Generare engagement nei collaboratori

Di tanto in tanto vediamo pubblicate indagini e ricerche sul benessere dei lavoratori.
Pochi giorni fa Hays riportava che in Italia (860 intervistati in 170 aziende) il 70% dei lavoratori si dichiara felice ed appagato dal proprio lavoro. Felice – così dicono - per l’ambiente aziendale, per il rapporto col capo, per le prospettive professionali.
Sappiamo anche da innumerevoli ricerche che un atteggiamento positivo dei lavoratori genera “customer satisfaction” e alta produttività. Questo essere “felice” si indica anche con “engagement”, ma siamo sicuri di sapere da quali elementi è davvero generato?
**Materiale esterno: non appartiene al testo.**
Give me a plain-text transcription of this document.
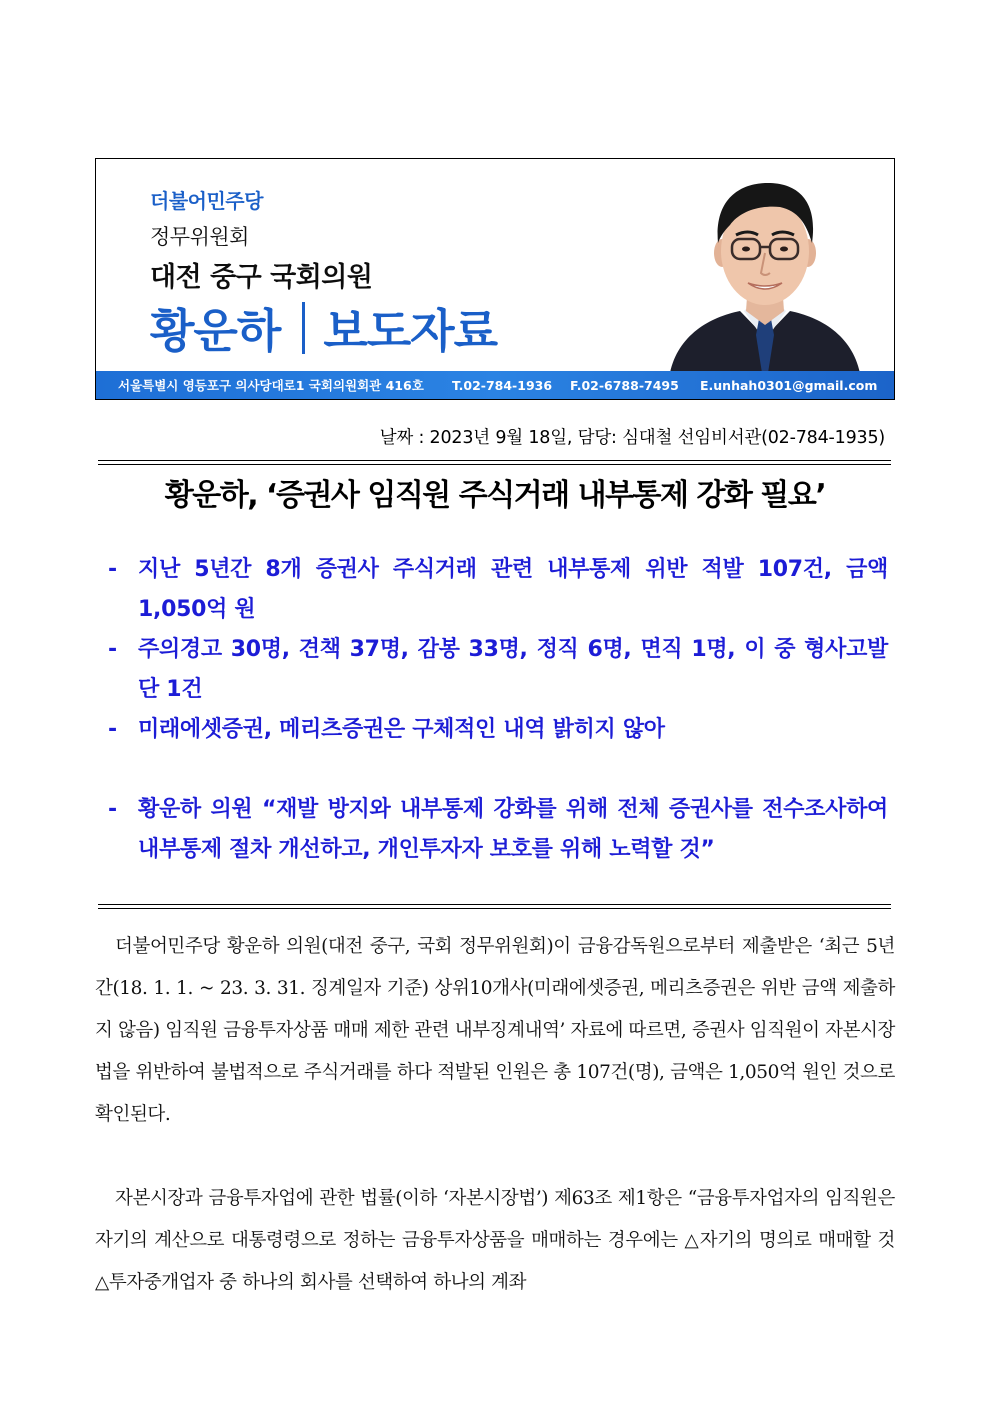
더불어민주당
정무위원회
대전 중구 국회의원
황운하 보도자료
서울특별시 영등포구 의사당대로1 국회의원회관 416호 T.02-784-1936 F.02-6788-7495 E.unhah0301@gmail.com
날짜 : 2023년 9월 18일, 담당: 심대철 선임비서관(02-784-1935)
황운하, ‘증권사 임직원 주식거래 내부통제 강화 필요’
- 지난 5년간 8개 증권사 주식거래 관련 내부통제 위반 적발 107건, 금액 1,050억 원
- 주의경고 30명, 견책 37명, 감봉 33명, 정직 6명, 면직 1명, 이 중 형사고발 단 1건
- 미래에셋증권, 메리츠증권은 구체적인 내역 밝히지 않아
- 황운하 의원 “재발 방지와 내부통제 강화를 위해 전체 증권사를 전수조사하여 내부통제 절차 개선하고, 개인투자자 보호를 위해 노력할 것”

더불어민주당 황운하 의원(대전 중구, 국회 정무위원회)이 금융감독원으로부터 제출받은 ‘최근 5년간(18. 1. 1. ~ 23. 3. 31. 징계일자 기준) 상위10개사(미래에셋증권, 메리츠증권은 위반 금액 제출하지 않음) 임직원 금융투자상품 매매 제한 관련 내부징계내역’ 자료에 따르면, 증권사 임직원이 자본시장법을 위반하여 불법적으로 주식거래를 하다 적발된 인원은 총 107건(명), 금액은 1,050억 원인 것으로 확인된다.

자본시장과 금융투자업에 관한 법률(이하 ‘자본시장법’) 제63조 제1항은 “금융투자업자의 임직원은 자기의 계산으로 대통령령으로 정하는 금융투자상품을 매매하는 경우에는 △자기의 명의로 매매할 것 △투자중개업자 중 하나의 회사를 선택하여 하나의 계좌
E con quali leve sostenerlo e svilupparlo?

Altre ricerche indicano che tale gestione dell’engagement dovrebbe ispirarsi ai modelli commerciali di “Customer life cycle” o “customer journey”, in sintesi una serie di fasi in cui:
  • si valorizza la propria reputazione ed un brand attrattivo;
  • si analizzano bisogni e motivazioni del cliente;
  • lo si introduce dunque ai servizi dell’azienda;
  • si adatta l’offerta alle sue caratteristiche;
  • si sviluppano le attività più adeguate al cliente;
  • lo si fidelizza fino a renderlo un “testimonial” di quanto l’azienda offre al mercato.

Un atteggiamento positivo dei lavoratori genera “customer satisfaction” e alta produttività. Questo essere “felice” si indica anche con “engagement”, ma siamo sicuri di sapere da quali elementi è davvero generato? E con quali leve sostenerlo e svilupparlo?
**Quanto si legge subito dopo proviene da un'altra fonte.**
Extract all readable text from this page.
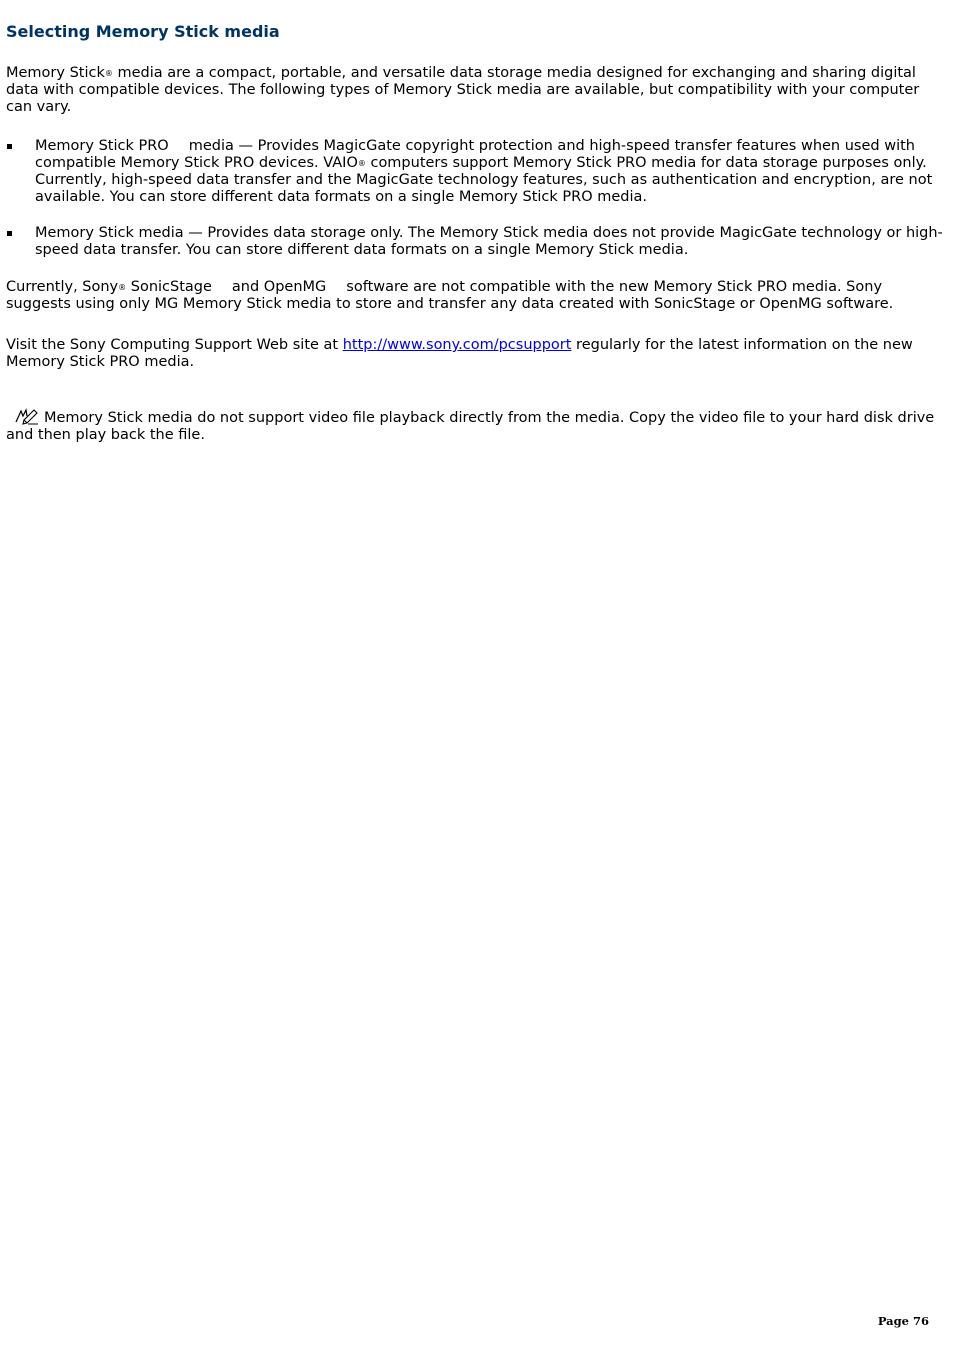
Selecting Memory Stick media

Memory Stick® media are a compact, portable, and versatile data storage media designed for exchanging and sharing digital data with compatible devices. The following types of Memory Stick media are available, but compatibility with your computer can vary.

Memory Stick PRO media — Provides MagicGate copyright protection and high-speed transfer features when used with compatible Memory Stick PRO devices. VAIO® computers support Memory Stick PRO media for data storage purposes only. Currently, high-speed data transfer and the MagicGate technology features, such as authentication and encryption, are not available. You can store different data formats on a single Memory Stick PRO media.
Memory Stick media — Provides data storage only. The Memory Stick media does not provide MagicGate technology or high-speed data transfer. You can store different data formats on a single Memory Stick media.

Currently, Sony® SonicStage and OpenMG software are not compatible with the new Memory Stick PRO media. Sony suggests using only MG Memory Stick media to store and transfer any data created with SonicStage or OpenMG software.

Visit the Sony Computing Support Web site at http://www.sony.com/pcsupport regularly for the latest information on the new Memory Stick PRO media.

Memory Stick media do not support video file playback directly from the media. Copy the video file to your hard disk drive and then play back the file.

Page 76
Analogamente ci si rivolgerebbe ai lavoratori attraendoli, selezionandoli, incontrando le loro aspirazioni, sviluppando il rapporto lavorativo, fidelizzandoli e rendendoli motivati all’impegno operativo a loro richiesto.
Ammesso che queste analogie siano coerenti, almeno due sembrano i punti critici. Da una parte ciascun lavoratore – per avere un engagement o una convinta motivazione operativa – cerca il compimento di aspirazioni e bisogni sovente assai diversificati rispetto ad altri colleghi; chi non ha lavorato con persone che ponevano la retribuzione come punto primario, fino a cambiare lavoro anche solo per modesti incrementi monetari? E quelle invece che erano disposte a tutto per raggiungere un certo grado o livello di inquadramento, o avere anche un piccolo team da coordinare per sentirsi “capo”? O chi invece preferiva non avere responsabilità e grattacapi ma svolgere il proprio lavoro di “esperto” senza troppe gerarchie? Ed i giovani che puntavano ad un “lavoro interessante” mentre gli “over 50” erano ossessionati dalla stabilità dell’impiego? Quindi forse bisogna rassegnarsi ad una gestione delle aspettative individuali con metodi molto ma molto più specifici. Un approccio il più possibile analitico (taylor-made) e meno generico (one size fits all) di quanto appare praticabile nel gestire welfare e worklife balance.

L’altro punto su cui fare attenzione riguarda il fatto che gran parte degli Intangibles o del valore del Capitale Umano è generato dalle “risorse chiave” che creano e sviluppano competenze, che hanno presa sui clienti, che sostengono i cambiamenti organizzativi, che alimentano l’engagement interno come credibili testimonials o “champions”. Ma chi può riposare nella convinzione che questi talenti resteranno per sempre in azienda? Magari sono soddisfatti e valorizzati, ma sovente è nella natura umana il voler cambiare anche senza effettivi motivi razionali, ed è interessante attraversare nuove esperienze professionali. Allora è opportuna una selettiva iniziativa di retention sulle risorse chiave. Tale fidelizzazione deve essere innanzitutto calibrata su un periodo realistico; deve inoltre rispondere alle leve motivazionali sopra citate (per ciascuno assai diversificate), con un sapiente mix di elementi retributivi o di carriera o di ruolo e immagine. Ma pur tra galantuomini un accordo scritto non guasta, ed allora un equilibrato patto di stabilità - nelle più articolate forme legali - va serenamente considerato. Non certo pesanti e costose limitazioni al percorso professionale della risorsa chiave (le cosiddette “manette d’oro”), ma un equilibrato impegno bilaterale alla stabilità di servizio per un certo periodo che consenta reciproci vantaggi.
Un buon manager delle risorse umane forse lo si può misurare almeno su queste due sfide. Che se si vincono, creano davvero stabile valore per l’azienda (ed anche per la cultura del lavoro).